To this point, everything that I have written could be found in other publications, written by much more prominent writers than myself. Yet my connection to Ms. Ridenour is of a more personal nature.
In 2009, NCPPR allowed this aimless seminary graduate to be their intern for a season. In that capacity, I got to know Amy’s (similarly formidable) husband, David. Together, they wielded the energy borne of the Reagan years for conservative causes.
One of the mainstays at NCPPR and friend of the Ridenours, David Almasi, helped me direct my academic writing into more digestible form and get published. He also posted the write-up about Amy quoted above. Through NCPPR, I was able to take my soon-to-be-bride to attend a gathering of Reagan-era activists in honor of Paul Weyrich. Long after my time at NCPPR, I was still welcome at annual gatherings of NCPPR alumni with the Ridenours. They were always gracious.
While I did not know Amy nearly as well as so many others, she was a mentor to one of my heroes—my sister, Jennifer Biddison, who has worked for NCPPR for about a decade now and had a close working relationship with Amy. Amy helped my sister establish herself as a working mom and encouraged her along the way. Amy was not only a warrior for conservative causes, but for people. My sister is not an emotional person, but when Amy told her that she had cancer, my sister wept.

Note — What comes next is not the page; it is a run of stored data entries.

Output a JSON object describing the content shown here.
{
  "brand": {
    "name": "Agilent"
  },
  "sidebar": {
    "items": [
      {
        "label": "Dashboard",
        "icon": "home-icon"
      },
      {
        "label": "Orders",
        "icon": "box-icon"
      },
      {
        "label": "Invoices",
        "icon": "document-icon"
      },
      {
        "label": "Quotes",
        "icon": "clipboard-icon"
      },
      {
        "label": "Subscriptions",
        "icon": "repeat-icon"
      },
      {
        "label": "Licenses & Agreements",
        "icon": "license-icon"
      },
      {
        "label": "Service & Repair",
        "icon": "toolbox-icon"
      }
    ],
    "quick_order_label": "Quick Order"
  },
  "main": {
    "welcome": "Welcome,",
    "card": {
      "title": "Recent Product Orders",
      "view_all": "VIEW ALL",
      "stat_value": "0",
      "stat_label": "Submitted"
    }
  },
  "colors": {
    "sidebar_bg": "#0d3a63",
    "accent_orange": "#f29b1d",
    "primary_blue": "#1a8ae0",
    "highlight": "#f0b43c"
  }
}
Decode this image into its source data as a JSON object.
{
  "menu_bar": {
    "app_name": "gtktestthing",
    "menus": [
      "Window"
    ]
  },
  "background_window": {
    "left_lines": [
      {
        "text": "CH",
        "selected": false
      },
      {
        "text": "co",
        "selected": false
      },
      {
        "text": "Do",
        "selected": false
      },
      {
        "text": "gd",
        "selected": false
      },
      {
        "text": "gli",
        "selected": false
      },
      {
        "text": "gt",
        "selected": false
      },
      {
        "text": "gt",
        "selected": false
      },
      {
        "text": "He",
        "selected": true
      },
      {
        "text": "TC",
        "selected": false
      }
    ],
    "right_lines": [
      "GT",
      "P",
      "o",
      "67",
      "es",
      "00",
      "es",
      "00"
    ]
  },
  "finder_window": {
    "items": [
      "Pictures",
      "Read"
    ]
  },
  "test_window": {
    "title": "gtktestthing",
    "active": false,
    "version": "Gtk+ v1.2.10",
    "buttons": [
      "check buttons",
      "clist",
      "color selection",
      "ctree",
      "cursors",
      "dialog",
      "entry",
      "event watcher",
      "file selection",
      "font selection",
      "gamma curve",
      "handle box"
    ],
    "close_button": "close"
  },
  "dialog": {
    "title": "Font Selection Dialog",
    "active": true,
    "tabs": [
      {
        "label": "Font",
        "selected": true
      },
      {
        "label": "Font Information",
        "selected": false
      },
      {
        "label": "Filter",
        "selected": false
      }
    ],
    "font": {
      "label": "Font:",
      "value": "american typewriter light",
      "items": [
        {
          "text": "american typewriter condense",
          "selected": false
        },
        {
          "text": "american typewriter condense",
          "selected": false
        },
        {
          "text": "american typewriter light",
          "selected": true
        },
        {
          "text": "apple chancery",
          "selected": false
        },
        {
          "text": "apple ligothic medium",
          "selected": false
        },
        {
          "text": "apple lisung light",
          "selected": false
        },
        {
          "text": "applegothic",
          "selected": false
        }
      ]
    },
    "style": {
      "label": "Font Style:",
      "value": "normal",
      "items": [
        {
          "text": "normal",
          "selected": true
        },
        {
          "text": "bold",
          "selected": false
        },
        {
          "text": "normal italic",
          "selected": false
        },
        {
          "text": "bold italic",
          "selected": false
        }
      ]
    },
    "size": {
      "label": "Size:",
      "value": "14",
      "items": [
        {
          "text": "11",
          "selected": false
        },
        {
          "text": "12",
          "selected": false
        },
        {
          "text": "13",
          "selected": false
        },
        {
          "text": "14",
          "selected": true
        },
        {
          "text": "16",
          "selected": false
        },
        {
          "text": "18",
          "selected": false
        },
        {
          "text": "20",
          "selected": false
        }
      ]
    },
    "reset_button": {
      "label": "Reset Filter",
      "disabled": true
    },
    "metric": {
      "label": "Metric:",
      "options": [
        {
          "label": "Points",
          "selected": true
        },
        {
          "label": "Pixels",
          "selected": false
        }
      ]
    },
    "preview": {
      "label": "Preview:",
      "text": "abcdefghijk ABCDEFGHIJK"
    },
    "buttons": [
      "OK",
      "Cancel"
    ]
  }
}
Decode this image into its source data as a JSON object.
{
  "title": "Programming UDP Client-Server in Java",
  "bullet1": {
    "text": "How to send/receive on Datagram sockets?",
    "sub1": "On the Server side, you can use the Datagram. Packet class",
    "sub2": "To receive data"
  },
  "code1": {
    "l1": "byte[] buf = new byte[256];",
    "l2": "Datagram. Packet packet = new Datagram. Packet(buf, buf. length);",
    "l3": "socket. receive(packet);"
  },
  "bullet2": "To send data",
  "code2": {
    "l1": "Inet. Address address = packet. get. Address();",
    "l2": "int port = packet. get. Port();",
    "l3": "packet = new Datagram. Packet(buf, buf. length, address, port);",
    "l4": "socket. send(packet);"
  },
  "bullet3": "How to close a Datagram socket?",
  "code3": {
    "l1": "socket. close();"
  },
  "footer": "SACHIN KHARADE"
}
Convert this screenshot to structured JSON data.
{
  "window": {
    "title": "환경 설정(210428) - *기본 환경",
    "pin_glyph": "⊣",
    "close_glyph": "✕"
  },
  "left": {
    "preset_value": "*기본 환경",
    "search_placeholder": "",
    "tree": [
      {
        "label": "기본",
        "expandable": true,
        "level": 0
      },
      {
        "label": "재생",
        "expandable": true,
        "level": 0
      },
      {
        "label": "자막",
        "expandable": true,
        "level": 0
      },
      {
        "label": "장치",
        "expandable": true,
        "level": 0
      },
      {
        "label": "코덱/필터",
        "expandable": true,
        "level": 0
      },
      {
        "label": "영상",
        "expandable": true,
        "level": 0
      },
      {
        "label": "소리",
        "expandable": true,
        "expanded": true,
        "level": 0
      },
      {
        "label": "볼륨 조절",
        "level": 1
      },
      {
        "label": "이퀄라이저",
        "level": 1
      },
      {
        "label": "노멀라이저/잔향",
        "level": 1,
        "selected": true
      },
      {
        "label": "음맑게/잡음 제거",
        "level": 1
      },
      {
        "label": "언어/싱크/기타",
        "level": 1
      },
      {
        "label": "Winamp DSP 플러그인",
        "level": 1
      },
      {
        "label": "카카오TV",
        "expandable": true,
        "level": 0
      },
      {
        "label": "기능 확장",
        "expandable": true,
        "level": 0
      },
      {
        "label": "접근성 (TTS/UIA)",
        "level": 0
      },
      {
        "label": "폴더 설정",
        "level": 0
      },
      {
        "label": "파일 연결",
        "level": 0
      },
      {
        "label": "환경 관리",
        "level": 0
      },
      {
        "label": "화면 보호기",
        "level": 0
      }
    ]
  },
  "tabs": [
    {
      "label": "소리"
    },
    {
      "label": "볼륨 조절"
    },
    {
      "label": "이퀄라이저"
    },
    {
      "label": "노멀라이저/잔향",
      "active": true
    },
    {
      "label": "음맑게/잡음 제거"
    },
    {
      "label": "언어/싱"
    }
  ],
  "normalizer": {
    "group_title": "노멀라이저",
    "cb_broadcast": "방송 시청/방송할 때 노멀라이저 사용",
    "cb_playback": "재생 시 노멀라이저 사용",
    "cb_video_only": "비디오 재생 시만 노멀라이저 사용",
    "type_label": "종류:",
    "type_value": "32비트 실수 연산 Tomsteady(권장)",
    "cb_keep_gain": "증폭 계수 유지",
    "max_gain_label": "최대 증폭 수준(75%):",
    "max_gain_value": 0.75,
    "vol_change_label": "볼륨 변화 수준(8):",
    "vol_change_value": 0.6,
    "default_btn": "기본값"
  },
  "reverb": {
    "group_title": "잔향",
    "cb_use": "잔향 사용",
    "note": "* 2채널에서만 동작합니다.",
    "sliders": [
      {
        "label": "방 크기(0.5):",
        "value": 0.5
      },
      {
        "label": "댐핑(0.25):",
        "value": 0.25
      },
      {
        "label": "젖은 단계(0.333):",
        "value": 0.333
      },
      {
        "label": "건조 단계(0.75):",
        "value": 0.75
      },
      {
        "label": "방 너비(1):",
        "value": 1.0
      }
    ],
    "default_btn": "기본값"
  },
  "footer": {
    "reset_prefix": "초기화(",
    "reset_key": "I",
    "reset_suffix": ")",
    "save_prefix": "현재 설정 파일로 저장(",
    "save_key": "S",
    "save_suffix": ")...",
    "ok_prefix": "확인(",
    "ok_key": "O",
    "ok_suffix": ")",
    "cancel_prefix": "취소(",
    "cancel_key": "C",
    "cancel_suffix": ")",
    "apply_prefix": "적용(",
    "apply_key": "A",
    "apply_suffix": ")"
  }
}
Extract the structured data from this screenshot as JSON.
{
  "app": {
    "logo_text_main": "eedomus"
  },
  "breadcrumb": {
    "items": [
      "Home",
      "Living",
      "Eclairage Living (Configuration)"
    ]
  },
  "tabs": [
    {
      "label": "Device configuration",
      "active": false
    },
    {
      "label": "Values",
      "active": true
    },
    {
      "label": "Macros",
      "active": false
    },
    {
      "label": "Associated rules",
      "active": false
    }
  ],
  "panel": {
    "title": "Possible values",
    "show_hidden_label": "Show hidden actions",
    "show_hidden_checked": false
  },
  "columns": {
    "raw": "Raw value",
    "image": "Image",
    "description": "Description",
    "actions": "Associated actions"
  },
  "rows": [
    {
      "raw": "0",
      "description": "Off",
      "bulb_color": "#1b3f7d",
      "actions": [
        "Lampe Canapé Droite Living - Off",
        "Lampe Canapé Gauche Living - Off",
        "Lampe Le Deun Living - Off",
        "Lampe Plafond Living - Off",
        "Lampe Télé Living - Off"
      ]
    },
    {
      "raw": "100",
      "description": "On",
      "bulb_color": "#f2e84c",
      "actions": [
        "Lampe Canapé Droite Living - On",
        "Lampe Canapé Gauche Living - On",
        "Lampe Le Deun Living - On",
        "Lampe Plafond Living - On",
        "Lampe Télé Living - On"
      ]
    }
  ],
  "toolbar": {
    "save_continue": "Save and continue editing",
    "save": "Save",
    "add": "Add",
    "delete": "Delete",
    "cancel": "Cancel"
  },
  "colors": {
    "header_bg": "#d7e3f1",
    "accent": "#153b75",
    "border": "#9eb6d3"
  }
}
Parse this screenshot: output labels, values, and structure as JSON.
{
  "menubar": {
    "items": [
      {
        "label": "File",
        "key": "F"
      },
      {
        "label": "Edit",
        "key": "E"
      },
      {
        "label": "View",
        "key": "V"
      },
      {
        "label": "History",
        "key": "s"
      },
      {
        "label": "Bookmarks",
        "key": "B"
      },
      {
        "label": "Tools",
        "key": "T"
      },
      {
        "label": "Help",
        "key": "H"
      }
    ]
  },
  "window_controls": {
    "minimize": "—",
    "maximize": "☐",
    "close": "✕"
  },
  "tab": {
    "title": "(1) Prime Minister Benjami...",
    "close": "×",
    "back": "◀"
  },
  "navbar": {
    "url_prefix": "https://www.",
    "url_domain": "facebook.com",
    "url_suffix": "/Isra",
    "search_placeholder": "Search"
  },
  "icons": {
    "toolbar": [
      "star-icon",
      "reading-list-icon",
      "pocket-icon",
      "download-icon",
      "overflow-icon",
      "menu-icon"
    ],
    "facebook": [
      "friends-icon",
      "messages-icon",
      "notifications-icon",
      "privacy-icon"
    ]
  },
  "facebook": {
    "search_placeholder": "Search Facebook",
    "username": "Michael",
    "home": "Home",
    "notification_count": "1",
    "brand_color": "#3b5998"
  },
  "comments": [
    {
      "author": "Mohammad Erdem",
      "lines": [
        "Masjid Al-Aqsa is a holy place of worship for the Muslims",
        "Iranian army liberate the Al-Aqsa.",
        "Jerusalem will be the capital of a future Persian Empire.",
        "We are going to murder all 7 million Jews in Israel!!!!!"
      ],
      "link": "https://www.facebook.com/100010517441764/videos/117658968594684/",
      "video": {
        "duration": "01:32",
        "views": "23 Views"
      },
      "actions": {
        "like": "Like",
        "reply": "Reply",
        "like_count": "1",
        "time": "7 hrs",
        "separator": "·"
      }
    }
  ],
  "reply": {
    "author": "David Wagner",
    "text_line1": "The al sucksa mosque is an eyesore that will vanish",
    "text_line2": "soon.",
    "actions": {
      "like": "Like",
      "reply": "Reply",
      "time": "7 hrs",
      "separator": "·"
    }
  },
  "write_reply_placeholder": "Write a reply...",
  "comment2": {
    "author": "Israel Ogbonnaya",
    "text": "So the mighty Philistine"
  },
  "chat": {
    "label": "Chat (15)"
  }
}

The best tribute to Amy’s personal side came from her husband on the day of her passing: “Amy wasn’t only my wife, the mother of my children and the love of my life. She was my mentor, my sounding board, my co-CEO, my rudder and my best friend. She was the best part of me and without her I will never again be complete.”
Conservatism lost a warrior in Amy Ridenour, and so did her husband and their three precious children. May the same God who strengthened Amy in her last battle on this side of Heaven now strengthen her family and friends. They alone know that Amy was even greater than the legacy she leaves behind.
Amy Ridenour died on March 31st at age 57. RIP.